| Cole Seidl |

Midnight plays in stunning 4K at the Trylon Cinema from Friday, July 17th, through Sunday, July 19th. For tickets, showtimes, and other series information, visit trylon.org.
The 10th annual Nitrate Picture Show in Rochester, New York didn’t announce a single film of its program before the festival began on June 4th. They didn’t need to—tickets had sold out within a week of going on sale in January. People, it seems, didn’t care what the program was, but were simply excited for the opportunity to see nitrate film projected on the big screen with a passionate and insightful audience. Imagine my surprise when they announced one of the screenings would be Mitchell Leisen’s 1939 Midnight, the very week I had intended to re-watch it before writing this piece. The film was projected from an original release print that had been donated by Paramount to the UCLA film and Television Archive in 1971.
One of the joys of the Nitrate Picture Show is their commitment to screening excellent prints of films that could otherwise be seen as “unprojectable” because of their shrinkage. They have projected film prints with up to 1.55% shrinkage (previously a number deemed by many archives to be too far shrunken for any public projection). The print of Midnight we watched was up to 1.2% shrinkage—high enough to make this screening a quite rare pleasure.

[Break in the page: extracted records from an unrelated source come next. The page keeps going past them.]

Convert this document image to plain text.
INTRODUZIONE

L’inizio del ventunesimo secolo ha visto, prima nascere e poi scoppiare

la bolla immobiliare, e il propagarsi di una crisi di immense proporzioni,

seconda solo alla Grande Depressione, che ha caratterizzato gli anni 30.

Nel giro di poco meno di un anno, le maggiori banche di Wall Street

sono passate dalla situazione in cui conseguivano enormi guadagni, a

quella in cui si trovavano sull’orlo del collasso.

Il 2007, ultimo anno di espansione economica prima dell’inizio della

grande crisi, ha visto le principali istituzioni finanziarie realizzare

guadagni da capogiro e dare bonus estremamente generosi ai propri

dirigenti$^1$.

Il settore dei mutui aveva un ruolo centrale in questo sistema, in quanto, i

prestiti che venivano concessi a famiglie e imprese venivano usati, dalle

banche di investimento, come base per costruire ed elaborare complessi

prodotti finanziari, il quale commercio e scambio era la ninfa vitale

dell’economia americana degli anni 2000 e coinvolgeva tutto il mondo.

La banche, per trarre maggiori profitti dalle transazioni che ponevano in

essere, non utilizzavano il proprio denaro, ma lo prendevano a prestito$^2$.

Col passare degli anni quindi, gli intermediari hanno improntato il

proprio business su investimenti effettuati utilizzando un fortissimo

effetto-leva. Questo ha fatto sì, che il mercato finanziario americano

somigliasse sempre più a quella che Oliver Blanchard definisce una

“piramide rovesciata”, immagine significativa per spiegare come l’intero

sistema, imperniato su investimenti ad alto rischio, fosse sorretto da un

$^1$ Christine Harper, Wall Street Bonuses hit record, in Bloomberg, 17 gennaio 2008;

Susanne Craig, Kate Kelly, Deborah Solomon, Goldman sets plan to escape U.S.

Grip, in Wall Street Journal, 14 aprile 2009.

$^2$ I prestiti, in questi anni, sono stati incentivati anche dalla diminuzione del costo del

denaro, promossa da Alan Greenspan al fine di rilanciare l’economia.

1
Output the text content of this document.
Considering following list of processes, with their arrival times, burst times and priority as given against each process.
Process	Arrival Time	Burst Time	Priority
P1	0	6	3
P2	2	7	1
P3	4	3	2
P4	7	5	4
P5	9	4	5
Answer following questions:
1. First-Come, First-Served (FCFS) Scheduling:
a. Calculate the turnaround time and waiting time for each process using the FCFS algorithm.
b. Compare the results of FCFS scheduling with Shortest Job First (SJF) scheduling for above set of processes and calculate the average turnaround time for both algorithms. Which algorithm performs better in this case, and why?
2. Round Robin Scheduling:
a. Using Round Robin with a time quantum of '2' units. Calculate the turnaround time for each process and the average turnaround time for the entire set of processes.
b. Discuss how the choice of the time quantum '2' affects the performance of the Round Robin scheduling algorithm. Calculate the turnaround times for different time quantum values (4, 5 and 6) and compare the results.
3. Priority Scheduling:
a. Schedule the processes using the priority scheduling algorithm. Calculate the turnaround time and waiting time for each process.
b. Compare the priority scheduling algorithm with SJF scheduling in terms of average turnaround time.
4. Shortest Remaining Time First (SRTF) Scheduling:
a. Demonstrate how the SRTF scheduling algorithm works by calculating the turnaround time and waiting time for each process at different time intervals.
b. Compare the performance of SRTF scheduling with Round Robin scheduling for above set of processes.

Moreover, a shockingly large number of folks in the audience had never seen the film before. In some ways this makes sense, the film is often cited as one of the greatest ignored screwball comedies among cinephiles. Though it’s also shocking when you consider the amount of (still recognizable) talent involved in the film: Claudette Colbert and John Barrymore in front of the camera, performing a script co-written by Billy Wilder (in the film that purportedly convinced him to move into directing), and perhaps most of all, the voice of Shadow from Homeward Bound (Don Ameche as the leading man, in a role that could have been incredibly bland had it gone to a more obvious actor like Joel McCrea. But Ameche is truly standout here playing against Colbert at her absolute best). The ability to rediscover the film with a large audience who are in the process of discovering it for the first time proved a true delight. At one moment the entire audience burst out into applause at a gag I had originally read as relatively minor.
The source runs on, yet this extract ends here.